ADAM17 may play a prominent role in the Notch signaling pathway, during the proteolytic release of the Notch intracellular domain (from the Notch1 receptor) that occurs following ligand binding. ADAM17 also regulates the MAP kinase signaling pathway by regulating shedding of the EGFR ligand amphiregulin in the mammary gland. ADAM17 also has a role in the shedding of L-selectin, a cellular adhesion molecule.

== Activation ==

The localization of ADAM17 is speculated to be an important determinant of shedding activity. TNF-α processing has classically been understood to occur in the trans-Golgi network, and be closely connected to transport of soluble TNF-α to the cell surface. Shedding is also associated with clustering of ADAM17 with its substrate, membrane bound TNF, in lipid rafts. The overall process is called substrate presentation and regulated by cholesterol. Research also suggests that the majority of mature, endogenous ADAM17 may be localized to a perinuclear compartment, with only a small amount of TACE being present on the cell surface. The localization of mature ADAM17 to a perinuclear compartment, therefore, raises the possibility that ADAM17-mediated ectodomain shedding may also occur in the intracellular environment, in contrast with the conventional model.
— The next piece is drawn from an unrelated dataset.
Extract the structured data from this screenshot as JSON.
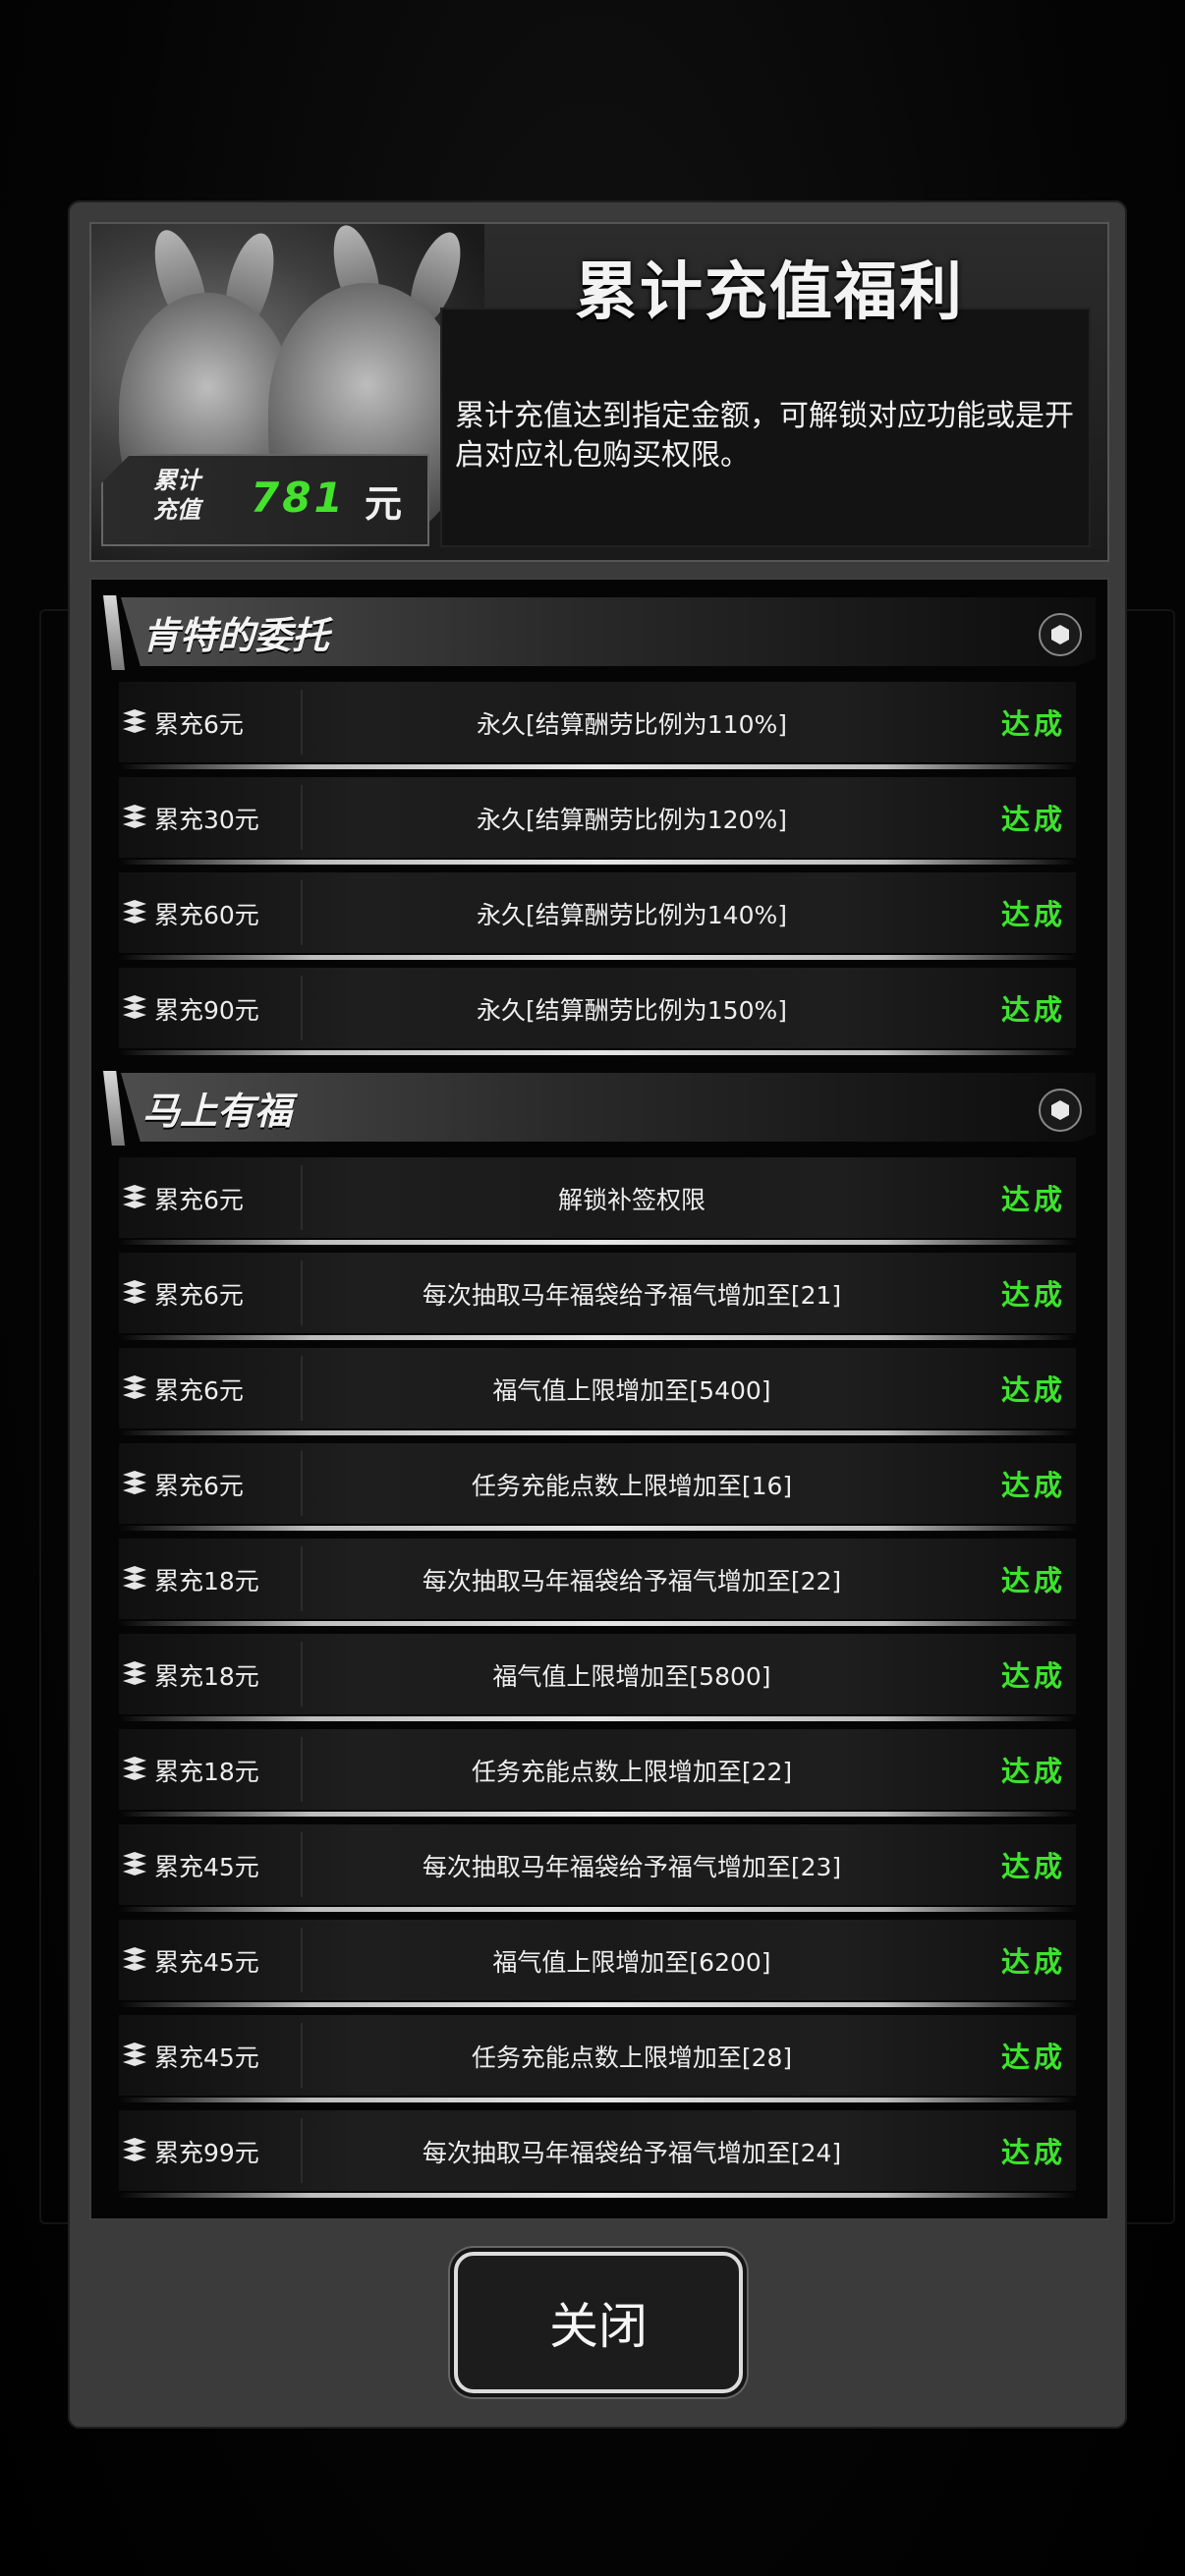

Functional ADAM17 has been documented to be ubiquitously expressed in the human colon, with increased activity in the colonic mucosa of patients with ulcerative colitis, a main form of inflammatory bowel disease. Other experiments have also suggested that expression of ADAM17 may be inhibited by ethanol.

== Interactions ==

ADAM17 has been shown to interact with:
- DLG1
- MAD2L1, and
- MAPK1.
- iRhom2.

== Clinical significance ==
Adam17 may facilitate entry of the SARS‑CoV‑2 virus, possibly by enabling fusion of virus particles with the cytoplasmic membrane. Adam17 has similar ACE2 cleavage activity as TMPRSS2, but by forming soluble ACE2, Adam17 may actually have the protective effect of blocking circulating SARS‑CoV‑2 virus particles.

Adam17 sheddase activity may contribute to COVID-19 inflammation by cleavage of TNF-α and Interleukin-6 receptor.

Recently, ADAM17 was discovered as a crucial mediator of resistance to radiotherapy. Radiotherapy can induce a dose-dependent increase of furin-mediated cleavage of the ADAM17 proform to active ADAM17, which results in enhanced ADAM17 activity in vitro and in vivo. It was also shown that radiotherapy activates ADAM17 in non-small cell lung cancer, which results in shedding of multiple survival factors, growth factor pathway activation, and radiotherapy-induced treatment resistance.